Le chercheur Junior Tremblay affirme que l’aménagement forestier peut aider à contrer les effets des changements climatiques sur la forêt boréale québécoise.

De plus en plus de feuillus au Saguenay-Lac-Saint-Jean

Les changements climatiques pourraient avoir un impact significatif, d’ici 2100, dans la forêt boréale québécoise, alors que les grands peuplements d’épinettes et de sapins risquent de diminuer de façon importante pour faire place aux forêts de feuillus.

Il s’agit des conclusions qui se dégagent des projections de modélisation par le biologiste Junior Tremblay, chercheur scientifique – Oiseaux & écosystèmes boréaux à la Direction générale des sciences et de la technologie d’Environnement et Changement climatique Canada. Il s’agit de conclusions qui attirent l’attention puisque ce changement signifierait une transformation majeure de la base économique de l’industrie forestière québécoise qui s’alimente principalement d’essences de résineux.

Les travaux de recherche sur le pic à dos noir ont permis d’établir des scénarios sur les impacts des changements climatiques sur la forêt boréale.

Le chercheur, détenteur d’un doctorat de l’UQAC sur le pic à dos noir, a utilisé cet oiseau pour vérifier les effets des changements climatiques à court et moyen terme. Ce qui lui a permis de tirer de grandes lignes. « Ce ne sont pas des faits, mais bien de grandes probabilités que nous avons tiré des simulations », précise le chercheur.

Le grand intérêt de ces conclusions concerne les mesures à mettre en place pour minimiser les impacts des changements climatiques sur la pérennité des grandes forêts de conifères d’ici 2100 avec une augmentation de la température en forêt boréale de 2,5 à 3 degrés en 2060 dans la forêt du Lac-Saint-Jean. L’aménagement forestier est, selon Junior Tremblay, une piste de solution à évaluer sérieusement et très rapidement pour contrer ces impacts.

M. Tremblay, qui a travaillé avec toute une équipe de scientifiques d’ECCC et de Ressources naturelles Canada (RNCan), a établi que le réchauffement de la température allait à la longue transformer les couverts forestiers après les perturbations qui surviennent en forêt boréale.

Les essences de feuillus vont prendre le dessus et ainsi remplacer petit à petit les conifères après les grandes perturbations. Les feuillus sont des essences beaucoup plus agressives et elles vont donc bénéficier de ce rehaussement des températures.

Des expériences seront menées dans la forêt Montmorency de l’Université Laval afin d’évaluer d’autres stratégies pour récupérer ces vastes territoires avec le reboisement.

« Il y a trois types de perturbation. Ce sont les insectes, le feu et la récolte forestière. Au départ, les feuillus vont surtout bénéficier des zones après la récolte forestière. Plus on avance dans le temps, plus les feux vont remplacer la récolte pour les perturbations et les feuillus vont petit à petit prendre le dessus dans ces grandes zones », estime le chercheur.

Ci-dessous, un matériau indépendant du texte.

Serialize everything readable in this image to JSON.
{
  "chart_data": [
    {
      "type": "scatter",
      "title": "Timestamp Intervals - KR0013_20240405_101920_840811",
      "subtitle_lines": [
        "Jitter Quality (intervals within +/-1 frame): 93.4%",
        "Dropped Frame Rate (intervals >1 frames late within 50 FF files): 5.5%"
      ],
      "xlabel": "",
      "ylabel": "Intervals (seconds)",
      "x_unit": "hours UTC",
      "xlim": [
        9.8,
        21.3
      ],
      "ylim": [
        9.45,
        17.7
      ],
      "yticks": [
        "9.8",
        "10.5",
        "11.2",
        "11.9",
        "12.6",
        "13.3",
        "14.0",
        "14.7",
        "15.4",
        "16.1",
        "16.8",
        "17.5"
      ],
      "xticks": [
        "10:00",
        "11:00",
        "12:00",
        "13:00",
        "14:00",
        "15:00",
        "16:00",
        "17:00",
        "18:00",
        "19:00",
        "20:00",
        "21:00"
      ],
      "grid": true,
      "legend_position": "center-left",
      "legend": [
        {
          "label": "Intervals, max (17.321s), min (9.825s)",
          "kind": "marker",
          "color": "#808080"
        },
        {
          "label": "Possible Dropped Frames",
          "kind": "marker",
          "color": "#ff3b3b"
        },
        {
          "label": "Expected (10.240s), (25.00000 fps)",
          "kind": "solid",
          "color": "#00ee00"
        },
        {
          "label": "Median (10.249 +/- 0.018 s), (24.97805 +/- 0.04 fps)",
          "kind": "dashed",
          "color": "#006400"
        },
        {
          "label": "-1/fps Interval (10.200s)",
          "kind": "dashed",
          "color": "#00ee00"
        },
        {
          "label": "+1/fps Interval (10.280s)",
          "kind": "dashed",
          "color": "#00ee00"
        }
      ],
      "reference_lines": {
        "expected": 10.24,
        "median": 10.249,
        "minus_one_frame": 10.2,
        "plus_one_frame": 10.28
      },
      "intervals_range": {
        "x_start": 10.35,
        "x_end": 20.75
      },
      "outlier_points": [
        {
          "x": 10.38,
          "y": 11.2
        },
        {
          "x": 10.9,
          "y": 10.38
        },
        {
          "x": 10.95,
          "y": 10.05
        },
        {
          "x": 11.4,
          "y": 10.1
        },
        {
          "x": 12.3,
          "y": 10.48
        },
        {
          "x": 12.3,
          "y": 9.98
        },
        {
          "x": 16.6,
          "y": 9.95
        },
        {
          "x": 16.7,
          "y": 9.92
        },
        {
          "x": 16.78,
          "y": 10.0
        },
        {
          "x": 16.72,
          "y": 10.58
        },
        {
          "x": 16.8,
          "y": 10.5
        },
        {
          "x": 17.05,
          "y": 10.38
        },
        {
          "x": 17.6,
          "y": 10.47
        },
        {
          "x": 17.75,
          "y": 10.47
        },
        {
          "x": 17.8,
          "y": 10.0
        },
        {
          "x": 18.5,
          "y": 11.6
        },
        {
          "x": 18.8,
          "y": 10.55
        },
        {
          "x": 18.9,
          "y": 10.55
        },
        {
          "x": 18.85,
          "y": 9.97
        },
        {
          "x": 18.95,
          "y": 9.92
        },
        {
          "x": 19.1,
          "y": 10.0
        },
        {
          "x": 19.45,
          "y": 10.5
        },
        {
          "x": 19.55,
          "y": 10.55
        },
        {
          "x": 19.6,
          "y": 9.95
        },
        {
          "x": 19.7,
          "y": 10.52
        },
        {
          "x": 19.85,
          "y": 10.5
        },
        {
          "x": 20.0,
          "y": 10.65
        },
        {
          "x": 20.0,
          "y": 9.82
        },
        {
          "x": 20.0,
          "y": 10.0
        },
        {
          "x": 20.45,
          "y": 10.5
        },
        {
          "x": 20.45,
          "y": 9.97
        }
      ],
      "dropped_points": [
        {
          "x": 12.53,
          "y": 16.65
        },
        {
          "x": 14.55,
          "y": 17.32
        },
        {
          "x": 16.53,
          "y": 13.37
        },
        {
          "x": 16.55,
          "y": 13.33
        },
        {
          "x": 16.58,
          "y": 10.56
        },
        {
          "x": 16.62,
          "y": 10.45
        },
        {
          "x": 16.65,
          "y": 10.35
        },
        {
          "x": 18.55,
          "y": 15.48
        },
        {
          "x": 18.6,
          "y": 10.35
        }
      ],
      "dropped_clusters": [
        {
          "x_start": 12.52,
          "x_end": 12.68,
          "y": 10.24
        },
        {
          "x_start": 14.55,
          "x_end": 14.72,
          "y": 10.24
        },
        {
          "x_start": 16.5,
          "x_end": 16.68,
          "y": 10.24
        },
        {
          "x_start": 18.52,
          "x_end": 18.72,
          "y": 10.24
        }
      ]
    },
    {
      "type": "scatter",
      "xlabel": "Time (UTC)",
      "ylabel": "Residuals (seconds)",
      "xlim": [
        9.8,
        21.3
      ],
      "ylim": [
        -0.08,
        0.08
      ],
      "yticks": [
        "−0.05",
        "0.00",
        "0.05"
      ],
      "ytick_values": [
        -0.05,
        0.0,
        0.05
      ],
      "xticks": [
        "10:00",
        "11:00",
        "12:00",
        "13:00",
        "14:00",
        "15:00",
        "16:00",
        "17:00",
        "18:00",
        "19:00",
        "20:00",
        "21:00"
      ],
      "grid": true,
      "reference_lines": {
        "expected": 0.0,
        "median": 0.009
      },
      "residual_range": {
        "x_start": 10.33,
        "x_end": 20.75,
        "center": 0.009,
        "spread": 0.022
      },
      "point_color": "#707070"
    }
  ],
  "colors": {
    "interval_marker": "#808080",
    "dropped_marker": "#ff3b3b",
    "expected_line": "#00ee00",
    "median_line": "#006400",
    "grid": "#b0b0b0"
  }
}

« Il est difficile pour l’homme d’avoir un contrôle sur les épidémies d’insectes, à moins d’arroser. C’est le même constat pour les feux de forêt. L’élément sur lequel nous avons un contrôle est l’aménagement forestier et on peut déjà prendre des décisions », insiste le biologiste.

Il serait donc préférable de mettre en place des mesures afin de diminuer la superficie des coupes forestières dans les vieilles forêts de conifères. Ce qui signifie de réaliser des coupes à plusieurs endroits, mais de plus petites superficies. Cette approche aurait un double effet puisqu’elle diminuerait les grands espaces ouverts aux espèces de feuillus et elle retarderait donc dans le temps le remplacement des grandes perturbations de la récolte humaine par les perturbations causées par les feux de forêt. C’est tout le cycle de remplacement des grands peuplements de conifères qui serait ainsi retardé.

« Tant et aussi longtemps qu’il n’y a pas de perturbation importante, le climat n’a pas d’impact sur une forêt de conifères. L’impact se fait sentir à partir du moment ou il y a des perturbations puisque ce sont les nouvelles essences qui prennent la place », ajoute le scientifique.

Les scientifiques poursuivent les travaux sur le terrain. Des expériences seront menées dans la forêt Montmorency de l’Université Laval afin d’évaluer d’autres stratégies pour récupérer ces vastes territoires avec le reboisement. Les chercheurs ont déjà identifié l’hypothèse d’une stratégie de reboisement avec le bouleau jaune (merisier), lequel constitue une essence intéressante.

Des travaux additionnels de recherche seront réalisés avec d’autres espèces d’oiseaux. Il doit y avoir des scénarios avec des animaux comme le caribou forestier, un animal qui vit en général dans les régions froides, et qui devra composer avec l’augmentation des températures.